Vacating the house, my family and I drove to the office in a two-car convoy.  I went in and said my goodbyes.  Jolley walked out with me.  He waved at my family, looked at me with tears in his eyes, came to attention, saluted, and said, “Well Done, Colonel. Well Done.”  I felt as if I had received the Medal of Honor.

Forty years have now passed, but rarely a day goes by that I don’t remember.

The Vietnam Veterans Memorial Washington, D.C.


A veteran is someone who, at one point, wrote a blank check made payable to ‘The United States of America’ for an amount of ‘up to and including their life.’  That is Honor, and there are way too many people in this country who no longer understand it.

Lt. Colonel George Goodson enlisted in the Marine Corps in 1951 and was trained as a demolitions specialist.  Commissioned in 1952 he served in Korea, the Dominican Republic and Vietnam before retiring in 1974.  Semper Fidelis; Always Faithful.

This story appeared in the September 2007 issue of The Marine Corps Gazette.

Sadly, war’s death watch continues.

3 thoughts on “War’s Death Watch, Part 3 of 3

  1. Okay, 3 days in a row now you had me crying while I read these pieces. And yet, it also brought forth such feelings of pride -not quite sure that is an accurate word choice there, but something along those lines at any rate. Mixed emotions for sure and I hesitate to say I “enjoyed” reading these pieces but, I did -because it is a story that deserves to be told and is a well-written one as well.

    To deal with that much pain, anguish, sadness over and over again, makes one wonder how much a person can actually withstand, doesn’t it? And so true too that war’s death watch continues to this day.

    We are told it is a necessary thing but is it really? What is the true purpose behind this necessity anyway? Does anyone really know?

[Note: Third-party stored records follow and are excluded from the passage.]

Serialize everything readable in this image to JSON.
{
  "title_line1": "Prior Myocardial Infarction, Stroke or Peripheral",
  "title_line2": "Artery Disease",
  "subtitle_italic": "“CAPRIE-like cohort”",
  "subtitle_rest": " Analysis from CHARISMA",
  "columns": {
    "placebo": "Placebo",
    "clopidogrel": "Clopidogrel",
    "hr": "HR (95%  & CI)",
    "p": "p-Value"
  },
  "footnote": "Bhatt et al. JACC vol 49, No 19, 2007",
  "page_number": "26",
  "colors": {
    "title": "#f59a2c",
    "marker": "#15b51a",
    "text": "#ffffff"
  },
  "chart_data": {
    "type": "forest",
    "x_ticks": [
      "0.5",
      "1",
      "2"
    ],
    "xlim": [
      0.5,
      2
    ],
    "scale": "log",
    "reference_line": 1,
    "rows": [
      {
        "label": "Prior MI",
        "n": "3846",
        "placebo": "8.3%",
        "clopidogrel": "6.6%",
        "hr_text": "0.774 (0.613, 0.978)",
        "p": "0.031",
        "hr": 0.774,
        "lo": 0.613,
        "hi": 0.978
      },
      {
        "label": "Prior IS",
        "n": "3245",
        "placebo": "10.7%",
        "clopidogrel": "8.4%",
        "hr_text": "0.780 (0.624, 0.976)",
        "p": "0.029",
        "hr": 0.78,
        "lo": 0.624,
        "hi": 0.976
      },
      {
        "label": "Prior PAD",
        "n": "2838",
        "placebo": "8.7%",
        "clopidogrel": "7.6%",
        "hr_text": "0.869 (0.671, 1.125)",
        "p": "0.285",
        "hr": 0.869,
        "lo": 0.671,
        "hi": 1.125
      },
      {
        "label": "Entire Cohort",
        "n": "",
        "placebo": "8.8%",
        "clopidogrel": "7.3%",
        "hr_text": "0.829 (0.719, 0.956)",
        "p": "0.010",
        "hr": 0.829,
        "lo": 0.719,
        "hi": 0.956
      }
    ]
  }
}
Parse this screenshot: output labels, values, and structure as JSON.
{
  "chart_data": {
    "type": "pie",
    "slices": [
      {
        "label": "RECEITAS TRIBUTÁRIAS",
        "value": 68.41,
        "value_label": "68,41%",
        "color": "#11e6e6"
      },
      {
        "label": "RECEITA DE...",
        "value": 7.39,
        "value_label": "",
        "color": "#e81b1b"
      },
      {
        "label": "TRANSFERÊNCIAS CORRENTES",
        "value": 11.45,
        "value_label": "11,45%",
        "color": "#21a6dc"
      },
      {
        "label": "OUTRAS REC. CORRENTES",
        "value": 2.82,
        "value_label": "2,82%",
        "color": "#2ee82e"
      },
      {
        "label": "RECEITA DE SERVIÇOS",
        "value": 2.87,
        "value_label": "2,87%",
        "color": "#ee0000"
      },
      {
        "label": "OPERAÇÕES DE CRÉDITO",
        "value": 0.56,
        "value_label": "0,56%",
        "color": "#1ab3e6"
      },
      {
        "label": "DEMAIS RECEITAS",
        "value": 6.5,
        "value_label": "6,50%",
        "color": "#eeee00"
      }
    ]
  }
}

Surely, if we are truly a civilized society, we can find better, safer, not lethal ways to assist other countries supposedly who are in need of help, can’t we?

  2. I read this when it was first published in the Gazette. I’ve been a subscriber to the Gazette since I was young “buck sergeant”. It doesn’t hurt to read it again though. I have saved very few of my old issues so it is good you are posting this.

    I remember the most important thing I took from the article the first time I read it. That was I would a whole lot rather keep putting my ass on the line than have to do what the colonel was doing. His job, to me at least, had to be the most difficult and heart wrenching that anyone could imagine. I cry just hearing about combat deaths and major wounds. I would have never been able to hold it together delivering our KIA Marines home.